Issue: March 2009

Bailout Plan


Customer have threatenend it, and some have done it.
 
The remaining hometown banks can’t quantify it.

A PNC Bank spokesman in, ahem, Pittsburgh, says it is nothing on which his company will comment. “Well, that’s something that we typically could not disclose for a particular region,” says Fred Solomon.

We’re talking about the bounce — customers leaving National City as it begins a two-year transformation into PNC Bank.

The real numbers may never be known, but stories of Browns fans or Northeast Ohio boosters who have already bailed are out there. But some of the region’s marketing minds say PNC can take some of the spring out of a fleeing customer’s step. Just because houses and investment portfolios have lost massive amounts of equity lately doesn’t mean the brand of a bank that’s nearly as old as Cleveland has to as well.

Dave Cockley, who teaches marketing in the University of Akron’s college of business administration, says National City’s new owners need to work to make sure the signs, logos and letterhead are the only things that switch in coming months.

“What PNC has to do from a brand standpoint is to try to manage and reshore that link that people have with National City and Cleveland and Ohio,” says Gary Hunter, an assistant professor of marketing at Case Western Reserve University’s Weatherhead School of Management.

Cockley puts the stress and strain surrounding the sale more succinctly. “It would have to be Pittsburgh, wouldn’t it,” he laughs.
 
Here are their suggestions for what PNC (or any business) can do to help stave off customer flight in the wake of a takeover.

Keep customers updated, educated and placated: Let Jim Rohr, PNC’s chairman, explain the changes through direct mailings. Companies taking over troubled competition often rush to erase history, but PNC needs to move slowly and cautiously, says Cockley, who is both a Clevelander and a National City customer. Also, throw weary customers some perks to keep them focused on staying, not straying. “It’s not giving away the shop,” he says, “but offering some new marketing overtures to enhance it.”

Power to the people:
Accentuate your human capital, the faces at local branches that will likely stay the same through the change. “If they replaced all those people, that would be a disaster,” Hunter says. “Run promotions that emphasize that they’re still the same people that you’ve come to know and trust.” If PNC doesn’t capitalize on that strategy, he says, one of Ohio’s remaining banks surely will.

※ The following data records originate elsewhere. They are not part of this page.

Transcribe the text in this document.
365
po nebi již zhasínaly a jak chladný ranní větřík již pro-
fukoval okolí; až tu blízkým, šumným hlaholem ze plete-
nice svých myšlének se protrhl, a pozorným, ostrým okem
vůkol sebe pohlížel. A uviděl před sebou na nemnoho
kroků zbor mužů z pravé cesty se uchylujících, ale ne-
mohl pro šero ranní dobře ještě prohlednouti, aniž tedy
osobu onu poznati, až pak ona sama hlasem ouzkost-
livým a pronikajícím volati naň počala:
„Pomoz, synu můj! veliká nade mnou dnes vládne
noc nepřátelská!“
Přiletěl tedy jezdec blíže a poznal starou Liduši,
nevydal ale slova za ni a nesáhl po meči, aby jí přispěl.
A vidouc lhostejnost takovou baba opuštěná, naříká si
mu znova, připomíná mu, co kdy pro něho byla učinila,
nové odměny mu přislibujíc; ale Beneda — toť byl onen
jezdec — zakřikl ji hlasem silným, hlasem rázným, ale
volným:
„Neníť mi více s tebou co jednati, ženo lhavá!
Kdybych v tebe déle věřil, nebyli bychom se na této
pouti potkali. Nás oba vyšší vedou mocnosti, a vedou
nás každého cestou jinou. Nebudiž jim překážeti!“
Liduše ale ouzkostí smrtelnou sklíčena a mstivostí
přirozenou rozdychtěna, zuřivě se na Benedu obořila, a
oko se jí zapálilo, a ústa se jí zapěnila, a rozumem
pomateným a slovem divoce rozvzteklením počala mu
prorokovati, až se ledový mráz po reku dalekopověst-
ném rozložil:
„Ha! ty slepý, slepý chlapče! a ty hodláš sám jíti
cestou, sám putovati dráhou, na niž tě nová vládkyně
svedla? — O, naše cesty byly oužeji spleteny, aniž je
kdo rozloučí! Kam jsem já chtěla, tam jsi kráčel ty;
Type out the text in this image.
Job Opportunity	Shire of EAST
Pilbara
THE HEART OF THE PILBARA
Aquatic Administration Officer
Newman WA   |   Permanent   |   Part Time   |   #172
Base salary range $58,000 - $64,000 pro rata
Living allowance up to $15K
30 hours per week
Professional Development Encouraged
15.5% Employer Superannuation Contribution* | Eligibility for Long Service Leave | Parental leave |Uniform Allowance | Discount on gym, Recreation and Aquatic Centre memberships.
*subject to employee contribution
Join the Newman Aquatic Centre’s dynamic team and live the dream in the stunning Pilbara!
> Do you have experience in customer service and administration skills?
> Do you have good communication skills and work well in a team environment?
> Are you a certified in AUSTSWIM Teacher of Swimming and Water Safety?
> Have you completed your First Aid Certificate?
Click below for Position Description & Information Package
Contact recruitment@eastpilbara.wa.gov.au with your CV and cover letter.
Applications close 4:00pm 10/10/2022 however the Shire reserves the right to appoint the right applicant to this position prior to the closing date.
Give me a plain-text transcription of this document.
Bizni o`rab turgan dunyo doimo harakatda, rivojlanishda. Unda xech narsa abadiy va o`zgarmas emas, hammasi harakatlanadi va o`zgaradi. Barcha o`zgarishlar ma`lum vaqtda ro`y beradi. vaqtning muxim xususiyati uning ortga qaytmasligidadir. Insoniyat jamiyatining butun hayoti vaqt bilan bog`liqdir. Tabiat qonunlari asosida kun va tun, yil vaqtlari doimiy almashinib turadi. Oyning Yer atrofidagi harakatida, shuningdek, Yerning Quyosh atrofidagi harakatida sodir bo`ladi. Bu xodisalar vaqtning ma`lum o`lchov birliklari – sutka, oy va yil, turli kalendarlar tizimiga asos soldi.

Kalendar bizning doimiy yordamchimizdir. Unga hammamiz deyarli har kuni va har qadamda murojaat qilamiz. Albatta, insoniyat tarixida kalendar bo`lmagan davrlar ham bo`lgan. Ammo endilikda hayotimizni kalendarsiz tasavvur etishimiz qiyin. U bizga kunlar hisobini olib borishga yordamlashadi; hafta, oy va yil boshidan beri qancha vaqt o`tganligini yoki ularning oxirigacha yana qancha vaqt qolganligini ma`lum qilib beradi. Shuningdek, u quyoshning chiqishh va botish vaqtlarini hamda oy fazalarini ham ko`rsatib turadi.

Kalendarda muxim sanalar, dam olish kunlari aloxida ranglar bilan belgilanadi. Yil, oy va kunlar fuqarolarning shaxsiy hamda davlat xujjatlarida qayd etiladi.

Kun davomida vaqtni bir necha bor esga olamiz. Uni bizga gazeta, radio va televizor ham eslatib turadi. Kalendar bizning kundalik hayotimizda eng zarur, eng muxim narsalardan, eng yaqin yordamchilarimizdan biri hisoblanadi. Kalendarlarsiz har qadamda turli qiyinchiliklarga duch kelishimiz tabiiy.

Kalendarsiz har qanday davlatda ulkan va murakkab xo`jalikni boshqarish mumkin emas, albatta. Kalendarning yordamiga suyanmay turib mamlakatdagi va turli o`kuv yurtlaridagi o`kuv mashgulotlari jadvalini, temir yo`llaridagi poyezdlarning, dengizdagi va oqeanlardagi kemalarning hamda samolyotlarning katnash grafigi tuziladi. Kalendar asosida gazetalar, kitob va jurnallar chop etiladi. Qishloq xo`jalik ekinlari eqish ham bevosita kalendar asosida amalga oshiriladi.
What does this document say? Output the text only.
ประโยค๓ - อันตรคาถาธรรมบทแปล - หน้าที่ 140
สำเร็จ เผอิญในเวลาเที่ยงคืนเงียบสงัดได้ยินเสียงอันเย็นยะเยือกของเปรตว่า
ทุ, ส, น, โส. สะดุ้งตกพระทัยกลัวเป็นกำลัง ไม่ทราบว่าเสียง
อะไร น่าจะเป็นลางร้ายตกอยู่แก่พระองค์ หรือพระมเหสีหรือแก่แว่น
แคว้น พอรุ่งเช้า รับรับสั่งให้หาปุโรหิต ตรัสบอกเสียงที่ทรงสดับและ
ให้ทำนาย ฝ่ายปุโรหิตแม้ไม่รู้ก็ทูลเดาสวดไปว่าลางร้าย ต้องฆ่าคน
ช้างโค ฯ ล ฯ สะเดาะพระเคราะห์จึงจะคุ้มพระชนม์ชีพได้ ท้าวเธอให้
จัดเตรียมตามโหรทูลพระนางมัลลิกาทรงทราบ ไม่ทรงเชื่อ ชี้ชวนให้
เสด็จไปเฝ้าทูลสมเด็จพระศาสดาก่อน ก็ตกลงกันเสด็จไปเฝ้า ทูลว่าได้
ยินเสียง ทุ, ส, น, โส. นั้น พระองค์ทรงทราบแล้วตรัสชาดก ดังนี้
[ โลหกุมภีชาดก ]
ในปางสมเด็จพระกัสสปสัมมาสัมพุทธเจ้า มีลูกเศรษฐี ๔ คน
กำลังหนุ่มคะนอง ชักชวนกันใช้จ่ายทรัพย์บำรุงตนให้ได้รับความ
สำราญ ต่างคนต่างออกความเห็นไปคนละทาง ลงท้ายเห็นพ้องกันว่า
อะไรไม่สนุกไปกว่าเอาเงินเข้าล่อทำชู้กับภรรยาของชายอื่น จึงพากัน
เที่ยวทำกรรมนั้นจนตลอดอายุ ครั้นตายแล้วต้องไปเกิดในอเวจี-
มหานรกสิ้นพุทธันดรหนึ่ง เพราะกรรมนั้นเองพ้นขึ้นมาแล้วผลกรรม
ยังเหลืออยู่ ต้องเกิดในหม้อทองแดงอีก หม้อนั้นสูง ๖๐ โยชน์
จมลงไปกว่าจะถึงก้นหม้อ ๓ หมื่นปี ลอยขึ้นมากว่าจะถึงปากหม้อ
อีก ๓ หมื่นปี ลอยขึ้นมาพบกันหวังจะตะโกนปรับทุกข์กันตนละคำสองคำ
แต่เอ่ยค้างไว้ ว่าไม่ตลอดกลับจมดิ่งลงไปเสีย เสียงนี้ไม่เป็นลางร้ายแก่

Let Sleeping Dawgs Lie: Know that large segments of your new market already have some pretty negative associations with the P-word. Hunter has heard students boo classmates who reveal they’re from the Steel City. As PNC builds its reputation in the region, Cockley says the bank should stick to sponsoring civic organizations and nonprofits and steer clear of the stadium. “PNC probably wouldn’t opt to sponsor something that had to do with the Browns,” he says. “It just bubbles up to the surface the rivalries and the feelings.”